Freeman also listed a range of holdings he still viewed as high-quality businesses whose share prices had fallen despite what he described as intact long-term theses, including Fisher & Paykel Healthcare, Goodman Group, REA Group, Auckland Airport, TechnologyOne, and CAR Group (carsales). He said AMCIL had not experienced “catastrophic failures,” characterizing much of the drawdown as valuation-driven.

Portfolio activity and positioning

Freeman said AMCIL exited small positions in NAB and Westpac, and also exited Equity Trustees. The company trimmed positions in Gentrack, Netwealth, Wesfarmers, Hub, and Goodman Group. Additions included building exposure to Woolworths around AUD 26–27, adding to Woodside for yield, and buying back some Gentrack after a pullback. Freeman said AMCIL initiated small positions in Nanosonics and PEXA, citing early success in the U.K. banking sector for PEXA.

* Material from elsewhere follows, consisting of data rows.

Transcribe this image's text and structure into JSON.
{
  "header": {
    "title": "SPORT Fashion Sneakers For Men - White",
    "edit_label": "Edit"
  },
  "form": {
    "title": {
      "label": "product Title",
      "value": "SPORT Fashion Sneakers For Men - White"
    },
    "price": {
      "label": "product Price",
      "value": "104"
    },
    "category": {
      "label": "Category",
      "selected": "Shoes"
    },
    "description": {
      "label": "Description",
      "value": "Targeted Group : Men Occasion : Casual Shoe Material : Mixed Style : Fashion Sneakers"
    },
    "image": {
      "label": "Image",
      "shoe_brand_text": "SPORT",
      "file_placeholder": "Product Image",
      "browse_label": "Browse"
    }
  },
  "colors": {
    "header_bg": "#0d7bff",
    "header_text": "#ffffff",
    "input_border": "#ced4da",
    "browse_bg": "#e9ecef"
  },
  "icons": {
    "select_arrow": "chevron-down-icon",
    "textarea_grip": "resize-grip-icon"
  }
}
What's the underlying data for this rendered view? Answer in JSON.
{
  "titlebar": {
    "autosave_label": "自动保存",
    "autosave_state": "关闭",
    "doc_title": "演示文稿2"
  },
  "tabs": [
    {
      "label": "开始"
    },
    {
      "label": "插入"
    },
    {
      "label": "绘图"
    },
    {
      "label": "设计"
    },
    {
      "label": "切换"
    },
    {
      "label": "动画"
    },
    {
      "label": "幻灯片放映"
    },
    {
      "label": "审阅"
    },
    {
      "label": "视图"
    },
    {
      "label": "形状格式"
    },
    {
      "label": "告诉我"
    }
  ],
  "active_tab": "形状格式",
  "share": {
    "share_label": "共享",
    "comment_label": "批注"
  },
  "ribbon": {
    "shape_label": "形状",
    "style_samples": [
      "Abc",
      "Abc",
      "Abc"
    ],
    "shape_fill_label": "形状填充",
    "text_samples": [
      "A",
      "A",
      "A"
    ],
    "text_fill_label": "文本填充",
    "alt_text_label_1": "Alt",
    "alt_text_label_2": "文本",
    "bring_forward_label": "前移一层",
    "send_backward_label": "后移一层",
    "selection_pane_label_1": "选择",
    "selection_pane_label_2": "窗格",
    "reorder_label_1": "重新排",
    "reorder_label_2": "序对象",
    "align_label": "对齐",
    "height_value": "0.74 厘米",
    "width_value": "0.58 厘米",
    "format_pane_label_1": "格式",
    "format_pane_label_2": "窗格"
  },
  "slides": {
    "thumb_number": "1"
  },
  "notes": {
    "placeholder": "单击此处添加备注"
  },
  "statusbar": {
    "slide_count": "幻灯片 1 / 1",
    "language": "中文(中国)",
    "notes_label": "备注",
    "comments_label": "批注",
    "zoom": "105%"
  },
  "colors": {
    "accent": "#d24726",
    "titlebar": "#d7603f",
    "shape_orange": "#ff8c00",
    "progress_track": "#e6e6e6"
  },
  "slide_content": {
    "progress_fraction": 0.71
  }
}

Freeman said the portfolio had been more defensive 12 months earlier with higher cash, and acknowledged in hindsight gold would have been a better place for that capital. He said AMCIL is now putting cash to work selectively as quality stocks sell off, while remaining committed to its quality-compounder framework.

About AMCIL (ASX:AMH)

Amcil Limited is a publicly owned investment manager. The firm primarily manages separate client focused equity portfolios for its clients. It invests in the public equity markets of Australia. The firm invests in growth and value stocks of large cap and small cap companies to create its portfolios. Amcil Limited was founded in 1996 and is based in Melbourne, Australia.